A scintillating burst to clinch a silver medal in the keirin event on Sunday gave fans a taster of things to come from the 24-year-old, who also won bronze in the individual sprint by beating Olympic champion Victoria Pendleton of Britain.

Having flown past keirin world champion Anna Meares of Australia, Lee said she was amazed at her medal-winning antics, which she described as her best yet, and hopes she can put in a repeat performance come the Olympics in August.

"There are many strong riders here, so to get a medal...unbelievable. I have a chance at the Olympics, a little more practice," Lee, puffing heavily, said at the venue that will host 10 Olympic medal events between August 2-7.

"I hope I can win against all the women and be world champion too," she added in reference to the world championships in Melbourne from April 4-8.

Home favourite Meares, who survived a career-threatening crash in 2008 when she was millimetres from needing a respirator to breathe for the rest of her life, will provide stern opposition for Lee at the worlds.

The 28-year-old former Olympic champion had some words of advice for Lee however. Stick around.

"This is a sport that is very responsive to age and time.

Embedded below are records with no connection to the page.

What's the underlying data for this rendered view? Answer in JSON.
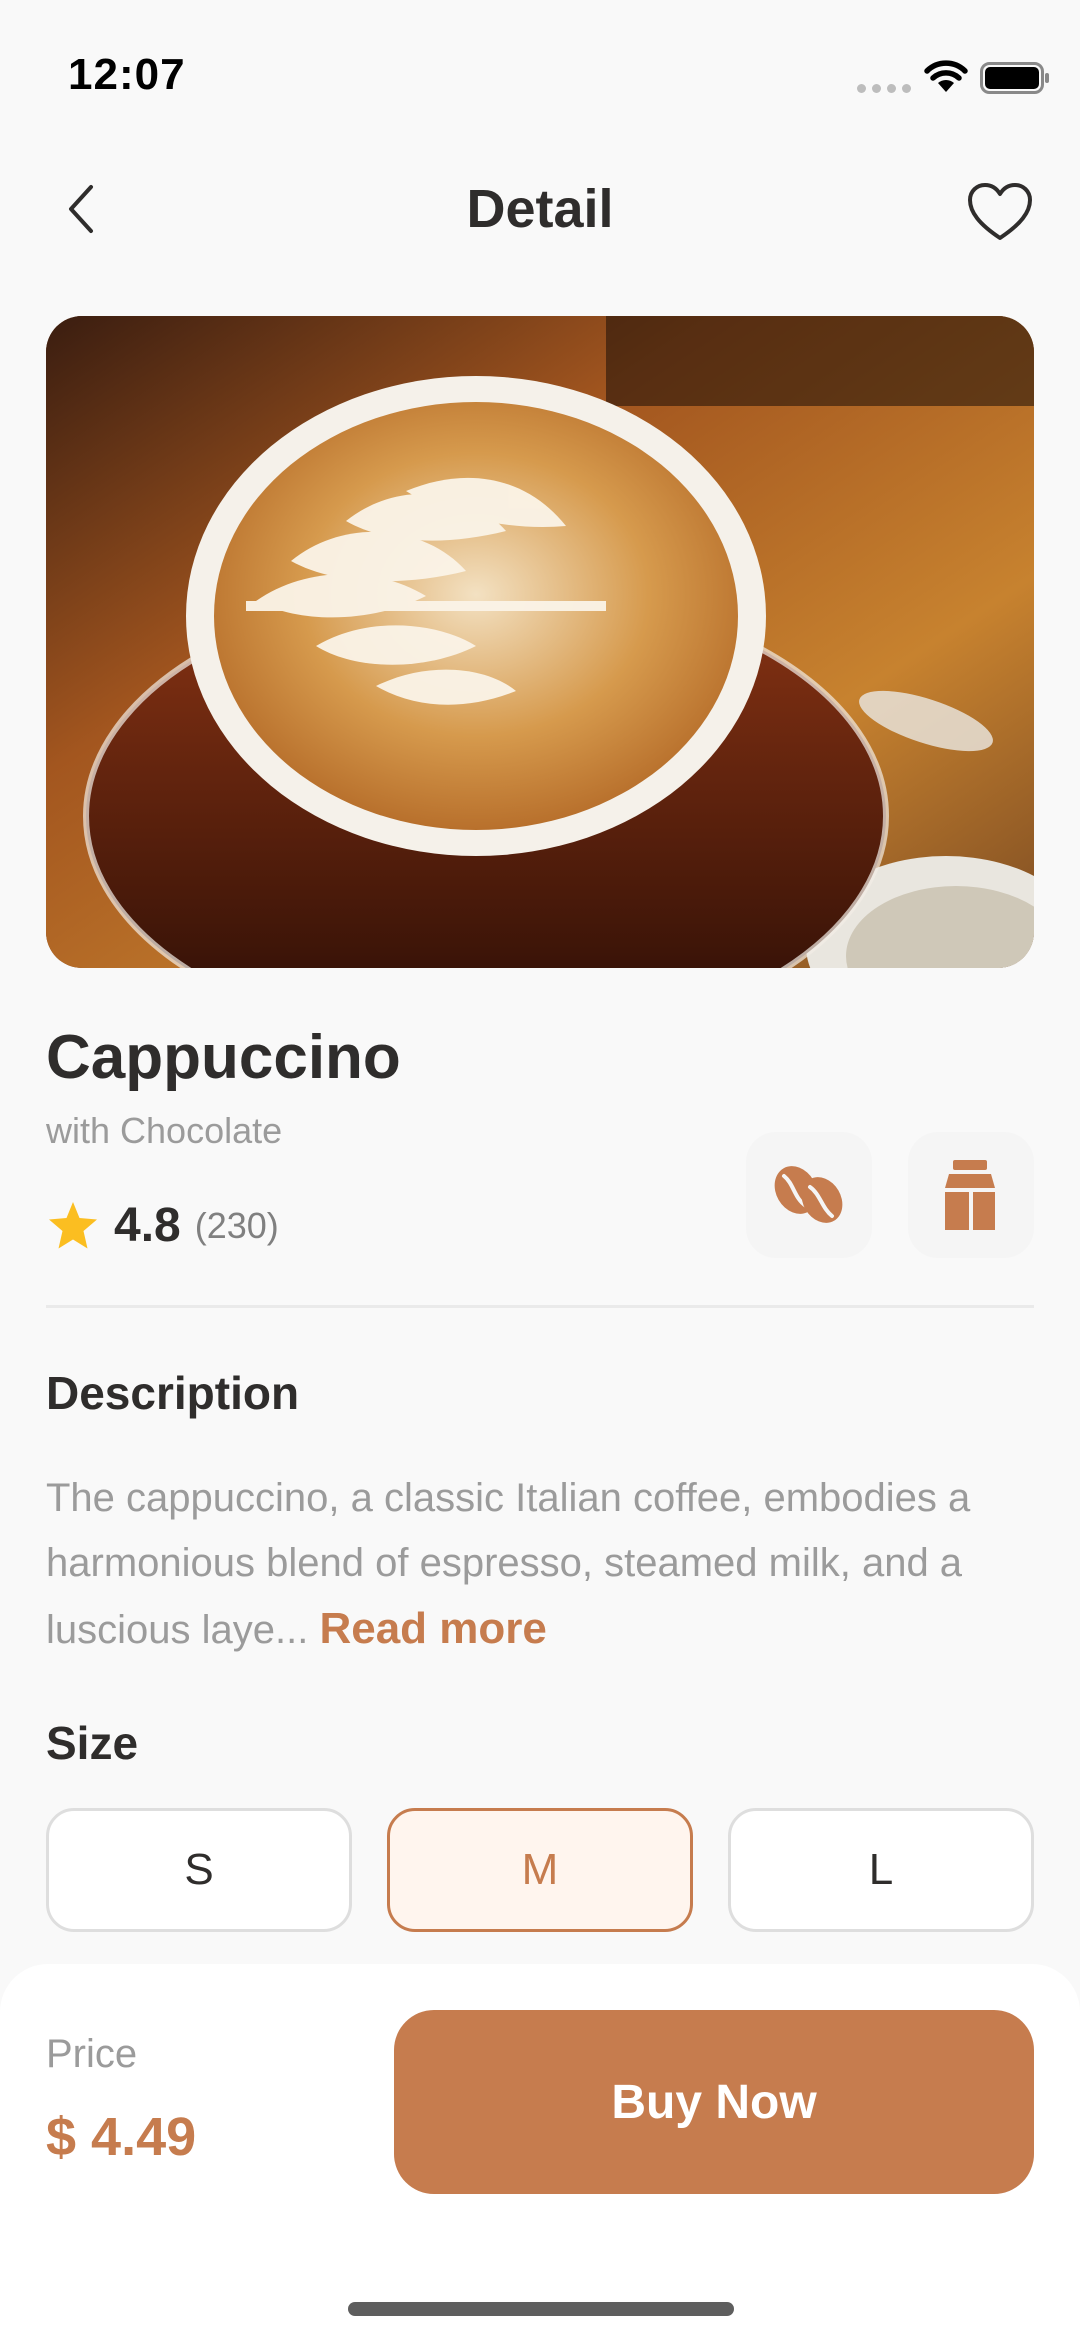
{
  "status_bar": {
    "time": "12:07"
  },
  "header": {
    "title": "Detail",
    "back_icon": "chevron-left-icon",
    "favorite_icon": "heart-outline-icon"
  },
  "hero": {
    "image_subject": "cappuccino with latte art"
  },
  "product": {
    "name": "Cappuccino",
    "subtitle": "with Chocolate",
    "rating": "4.8",
    "rating_count": "(230)",
    "feature_icons": [
      "coffee-bean-icon",
      "milk-carton-icon"
    ]
  },
  "description": {
    "heading": "Description",
    "text": "The cappuccino, a classic Italian coffee, embodies a harmonious blend of espresso, steamed milk, and a luscious laye...",
    "read_more": "Read more"
  },
  "size": {
    "heading": "Size",
    "options": [
      "S",
      "M",
      "L"
    ],
    "selected": "M"
  },
  "purchase": {
    "price_label": "Price",
    "price": "$ 4.49",
    "buy_label": "Buy Now"
  },
  "colors": {
    "accent": "#C67C4E",
    "accent_light": "#FFF5EE",
    "star": "#FBBE21",
    "text_dark": "#2F2D2C",
    "text_muted": "#9B9B9B"
  }
}
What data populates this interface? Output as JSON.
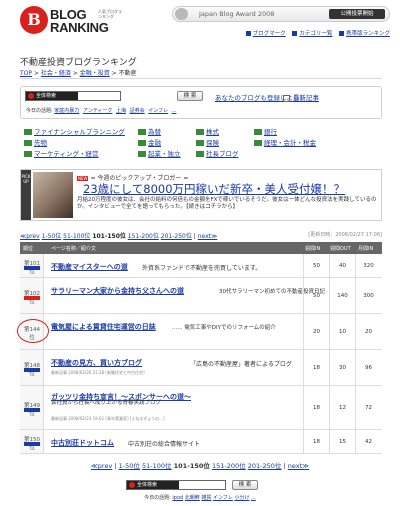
{
  "header": {
    "logo_line1": "BLOG",
    "logo_line2": "RANKING",
    "logo_tag": "人気ブログランキング",
    "award_text": "Japan Blog Award 2008",
    "award_button": "公開投票開始",
    "links": [
      "ブログマーク",
      "カテゴリ一覧",
      "携帯版ランキング"
    ]
  },
  "page_title": "不動産投資ブログランキング",
  "breadcrumb": [
    "TOP",
    "社会・経済",
    "金融・投資",
    "不動産"
  ],
  "search": {
    "box_label": "全体検索",
    "button": "検 索",
    "register": "あなたのブログも登録しよう！",
    "new_articles": "最新記事",
    "today_label": "今日の話題:",
    "today_items": [
      "家庭内暴力",
      "アンティーク",
      "上海",
      "証券会",
      "インフレ",
      "..."
    ]
  },
  "categories": [
    [
      "ファイナンシャルプランニング",
      "為替",
      "株式",
      "銀行"
    ],
    [
      "先物",
      "金融",
      "保険",
      "経理・会計・税金"
    ],
    [
      "マーケティング・経営",
      "起業・独立",
      "社長ブログ"
    ]
  ],
  "pickup": {
    "bar_label": "PICK UP",
    "new_badge": "NEW",
    "head": "= 今週のピックアップ・ブロガー =",
    "title": "23歳にして8000万円稼いだ新卒・美人受付嬢！？",
    "body": "月給20万程度の彼女は、会社の給料の何倍もの金額をFXで稼いでいるそうだ。彼女は一体どんな投資法を実践しているのか。インタビューで全てを語ってもらった。【続きはコチラから】"
  },
  "pager": {
    "prev": "≪prev",
    "ranges": [
      "1-50位",
      "51-100位",
      "101-150位",
      "151-200位",
      "201-250位"
    ],
    "current": "101-150位",
    "next": "next≫",
    "updated": "[更新日時：2008/02/27 17:06]"
  },
  "table": {
    "headers": [
      "順位",
      "ページ名称／紹介文",
      "週間IN",
      "週間OUT",
      "月間IN"
    ],
    "rows": [
      {
        "rank": "第101位",
        "title": "不動産マイスターへの道",
        "desc": "外資系ファンドで不動産を売買しています。",
        "meta": "",
        "in": "50",
        "out": "40",
        "month": "320"
      },
      {
        "rank": "第102位",
        "title": "サラリーマン大家から金持ち父さんへの道",
        "desc": "30代サラリーマン初めての不動産投資日記",
        "meta": "",
        "in": "50",
        "out": "140",
        "month": "300"
      },
      {
        "rank": "第144位",
        "title": "電気屋による賃貸住宅運営の日誌",
        "desc": "...... 電気工事やDIYでのリフォームの紹介",
        "meta": "",
        "in": "20",
        "out": "10",
        "month": "20"
      },
      {
        "rank": "第148位",
        "title": "不動産の見方、買い方ブログ",
        "desc": "「広島の不動産屋」著者によるブログ",
        "meta": "最新記事 2008/02/26 21:28 [新築住宅と中古住宅]",
        "in": "18",
        "out": "30",
        "month": "96"
      },
      {
        "rank": "第149位",
        "title": "ガッツリ金持ち宣言！～スポンサーへの道～",
        "desc": "会社員から社長へ成り上がる青春実践ブログ",
        "meta": "最新記事 2008/02/23 19:01 [青年実業家] [えねるぎょうの...]",
        "in": "18",
        "out": "12",
        "month": "72"
      },
      {
        "rank": "第150位",
        "title": "中古別荘ドットコム",
        "desc": "中古別荘の総合情報サイト",
        "meta": "",
        "in": "18",
        "out": "15",
        "month": "42"
      }
    ]
  },
  "bottom": {
    "pager_text_prev": "≪prev",
    "today_label": "今日の話題:",
    "today_items": [
      "ipod",
      "北朝鮮",
      "雑貨",
      "インフレ",
      "小分け",
      "..."
    ]
  }
}
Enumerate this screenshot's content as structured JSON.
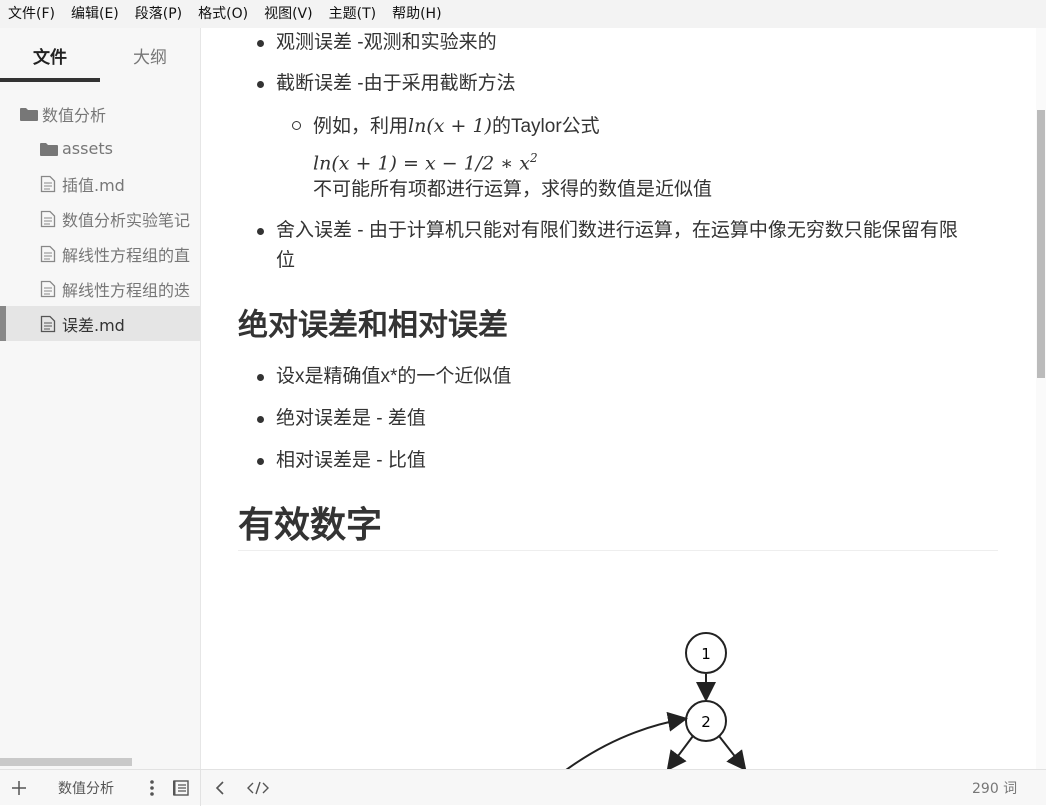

It's not a sport where you have strength, speed, power, experience and the ability to be able to fly down the track," said Meares.

"It takes time, and if you stick around the sport long enough you're going to be able to see those improvements consistently roll throughout your career.

"I think she's one to be watched," she said of Lee, who trains in China and in 2011 won medals at the World Cup in the non-Olympic 500-metre time trial and also finished fifth in the same event at the world championships.

At the Beijing Olympics, only Guo Shuang of China in the women's individual sprint and Japan's Kiyofumi Nagai in the men's keirin managed bronze medals for Asian countries, so Lee faces a battle to put Hong Kong on the cycling map.

All she cares about for now, however, is getting tips off her "idol", Britain's four-time Olympic champion Chris Hoy.

"He's very gentleman," Lee said in halting English after three hard days of competition, during which Hoy was back to his blistering best by winning two events.

"He's my idol. I hope I can speak with him. I love Chris Hoy very much. No matter how far behind he gets he always catches the riders."

Hoy saw a lot of potential in Lee's World Cup performances. "I think she did an 11-second lap in the sprint, that's pretty impressive," said Hoy, who clocked 71.8-kilometres an hour during his keirin triumph on the lightning-quick track.

"That's very nice if she's a fan. I'd love to speak to her, though I don't want to give her too much advice if she's racing against Vicky (Pendleton). Maybe after the Olympics," the Scot grinned amid a media scrum.